Auch das Vorbringen des Klägers, das Verwaltungsgericht habe seinen Hilfsantrag zu Unrecht als unzulässig abgelehnt, da er „selbstverständlich einen Anspruch auf Neubescheidung“ durch den Beklagten auf einer zutreffenden Sachverhaltsgrundlage habe, vermag ernstliche Zweifel an der (Ergebnis-)Richtigkeit des Urteils nicht zu begründen. Das ergibt sich schon daraus, dass der Kläger entgegen § 124a Abs. 4 Satz 4 VwGO nicht dargelegt hat, woraus sich ein solcher - ersichtlich nicht auf Neubescheidung gemäß § 113 Abs. 5 Satz 2 VwGO - gerichteter Anspruch auf erneute „verfahrensfehlerfreie“ Entscheidung, wie er mit dem Hilfsantrag begehrt wird, entgegen der Auffassung im angegriffenen Urteil ergeben soll. Im Übrigen verweist das Verwaltungsgericht in der Sache zu Recht darauf, dass dem Kläger ein solcher Aufhebungsanspruch nach seinen obigen Ausführungen - UA S. 6 Absatz 2 - auch materiell nicht zusteht (vgl. auch dazu den Beschluss des Senats im Verfahren OVG 11 S 2.12, S. 11 Absatz 1).
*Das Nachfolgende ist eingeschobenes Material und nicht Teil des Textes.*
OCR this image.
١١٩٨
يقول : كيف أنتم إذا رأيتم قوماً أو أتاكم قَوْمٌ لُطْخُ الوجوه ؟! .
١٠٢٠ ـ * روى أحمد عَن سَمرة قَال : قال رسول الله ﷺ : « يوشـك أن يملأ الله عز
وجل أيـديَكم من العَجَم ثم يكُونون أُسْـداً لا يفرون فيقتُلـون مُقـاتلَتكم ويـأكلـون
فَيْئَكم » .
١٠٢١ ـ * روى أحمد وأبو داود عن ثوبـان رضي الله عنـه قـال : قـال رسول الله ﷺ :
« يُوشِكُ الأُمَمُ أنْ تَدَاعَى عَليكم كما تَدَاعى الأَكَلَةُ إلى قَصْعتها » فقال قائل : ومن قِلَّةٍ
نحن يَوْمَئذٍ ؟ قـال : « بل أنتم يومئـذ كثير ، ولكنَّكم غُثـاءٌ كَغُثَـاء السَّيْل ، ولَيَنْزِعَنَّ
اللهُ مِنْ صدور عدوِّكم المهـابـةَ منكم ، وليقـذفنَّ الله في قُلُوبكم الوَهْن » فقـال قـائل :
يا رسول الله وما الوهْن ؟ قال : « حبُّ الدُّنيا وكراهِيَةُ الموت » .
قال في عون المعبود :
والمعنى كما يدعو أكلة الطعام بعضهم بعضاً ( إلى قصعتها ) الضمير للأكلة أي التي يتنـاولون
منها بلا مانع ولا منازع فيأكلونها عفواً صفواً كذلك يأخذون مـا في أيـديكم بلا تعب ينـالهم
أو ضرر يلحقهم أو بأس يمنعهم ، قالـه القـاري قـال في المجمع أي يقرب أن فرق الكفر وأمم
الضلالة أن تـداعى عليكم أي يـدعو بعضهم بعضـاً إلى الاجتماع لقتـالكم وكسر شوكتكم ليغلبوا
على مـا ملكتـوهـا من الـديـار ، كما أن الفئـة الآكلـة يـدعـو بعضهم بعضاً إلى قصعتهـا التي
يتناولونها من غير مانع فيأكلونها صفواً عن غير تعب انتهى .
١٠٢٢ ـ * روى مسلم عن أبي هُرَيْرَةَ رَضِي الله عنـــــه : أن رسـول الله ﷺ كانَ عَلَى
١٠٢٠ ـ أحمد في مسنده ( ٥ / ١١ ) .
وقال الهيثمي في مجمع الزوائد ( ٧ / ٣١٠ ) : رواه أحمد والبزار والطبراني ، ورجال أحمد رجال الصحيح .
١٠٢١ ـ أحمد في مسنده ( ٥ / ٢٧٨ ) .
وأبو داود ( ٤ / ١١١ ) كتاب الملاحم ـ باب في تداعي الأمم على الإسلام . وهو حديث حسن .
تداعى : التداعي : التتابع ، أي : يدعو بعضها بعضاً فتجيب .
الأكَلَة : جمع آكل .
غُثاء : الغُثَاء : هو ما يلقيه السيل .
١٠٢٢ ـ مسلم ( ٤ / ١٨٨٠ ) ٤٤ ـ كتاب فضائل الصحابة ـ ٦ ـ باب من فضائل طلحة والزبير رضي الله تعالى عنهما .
Soweit der Kläger mit Schriftsatz vom 3. Januar 2013 erstmals die fehlende Befristung der Wirkungen der Ausweisung gemäß § 11 Abs. 1 Satz 3 AufenthG beanstandet, ist das mangels rechtzeitiger Darlegung binnen zwei Monaten nach Zustellung des Urteils unerheblich (vgl. § 124a Abs. 4 Satz 4 und Abs. 5 Satz 2 VwGO).
Die Kostenentscheidung folgt aus § 154 Abs. 2 VwGO. Die Streitwertfestsetzung beruht auf § 47 Abs. 1 und 3, § 52 Abs. 2 GKG.
Dieser Beschluss ist unanfechtbar (§ 152 Abs. 1 VwGO, § 68 Abs. 1 Satz 5 i.V.m. § 66 Abs. 3 Satz 3 GKG).